The Cement Lock technology was developed by the Illinois-based Gas Technology Institute (GTI), and was designed to destroy certain contaminants in dredged material, "lock up"or immobilize metals and ultimately, produce a product similar to portland cement. Dredged material is loaded into the rotary kiln, where it is heated to between 2,400 and 2,600 degrees Fahrenheit. At this very high temperature, complex contaminants, like PCBs, are broken down into their non-hazardous components. Certain contaminants that cannot be broken down any further, like mercury, are captured in a large carbon filter. After heating, the treated dredged material takes the form of short, thin, black glassy strands called "Ecomelt." The Ecomelt is quickly cooled by quenching it with water. In EPA's and NJDOT's pilot project, the Ecomelt is then ground into a fine powder and combined with portland cement. The Ecomelt gives volume and structure to wet cement, and takes the place of new raw materials - like shale that would have to be added to the cement for this purpose. The rotary kiln has a research and development air permit from the New Jersey Department of Environmental Protection. Because it uses natural gas as a fuel source and effectively captures any contaminants from the treatment of dredged material, its emissions are very low.

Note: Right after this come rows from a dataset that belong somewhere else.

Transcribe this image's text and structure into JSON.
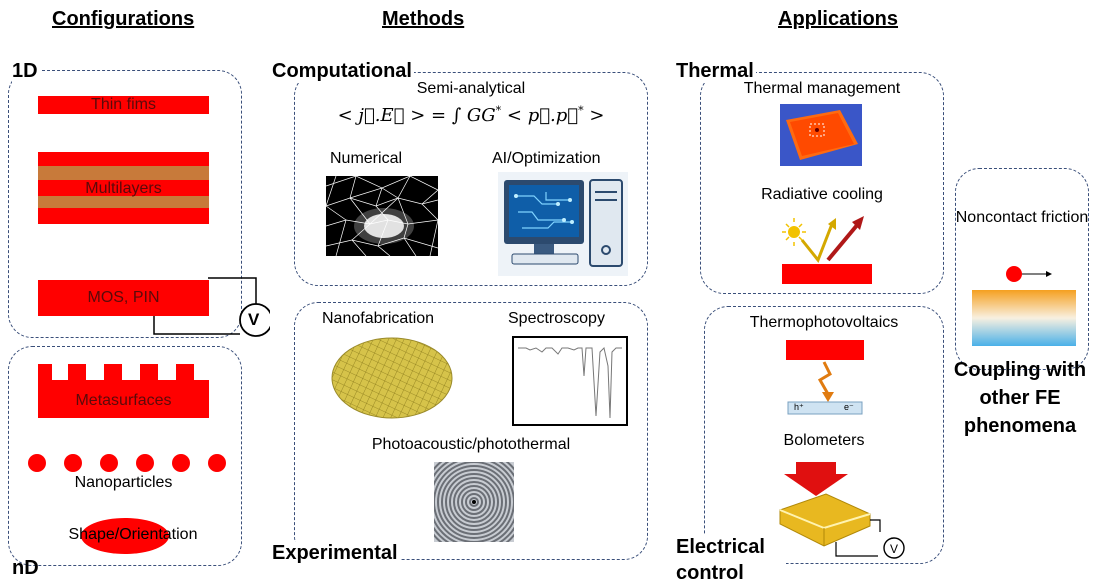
{
  "headers": {
    "configurations": "Configurations",
    "methods": "Methods",
    "applications": "Applications"
  },
  "configurations": {
    "label_1d": "1D",
    "label_nd": "nD",
    "thin_films": "Thin fims",
    "multilayers": "Multilayers",
    "mos_pin": "MOS, PIN",
    "voltmeter": "V",
    "metasurfaces": "Metasurfaces",
    "nanoparticles": "Nanoparticles",
    "shape_orientation": "Shape/Orientation"
  },
  "methods": {
    "computational": "Computational",
    "semi_analytical": "Semi-analytical",
    "numerical": "Numerical",
    "ai_optimization": "AI/Optimization",
    "experimental": "Experimental",
    "nanofabrication": "Nanofabrication",
    "spectroscopy": "Spectroscopy",
    "photoacoustic": "Photoacoustic/photothermal"
  },
  "applications": {
    "thermal": "Thermal",
    "thermal_management": "Thermal management",
    "radiative_cooling": "Radiative cooling",
    "electrical_control": "Electrical control",
    "thermophotovoltaics": "Thermophotovoltaics",
    "electron_label": "e⁻",
    "hole_label": "h⁺",
    "bolometers": "Bolometers",
    "voltmeter": "V",
    "noncontact_friction": "Noncontact friction",
    "coupling": "Coupling with other FE phenomena"
  },
  "colors": {
    "red": "#ff0000",
    "box_border": "#3a4f7a",
    "gold": "#e8c020",
    "orange": "#e07b10"
  }
}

While several successful smaller scale tests have been conducted at the kiln, this is the first full-scale test of the Cement-Lock technology. Over the course of several weeks in late November and December, about 400 cubic yards of dredged material taken from upper Newark Bay will be treated at the kiln. EPA expects this project to create 150 tons of Ecomelt, which, after testing, will hopefully be used in a NJDOT construction project.

After the full-scale test is completed and evaluated, EPA and NJDOT will work with GTI to develop a commercial-scale rotary kiln that can treat up to 500,000 cubic yards of dredged material a year.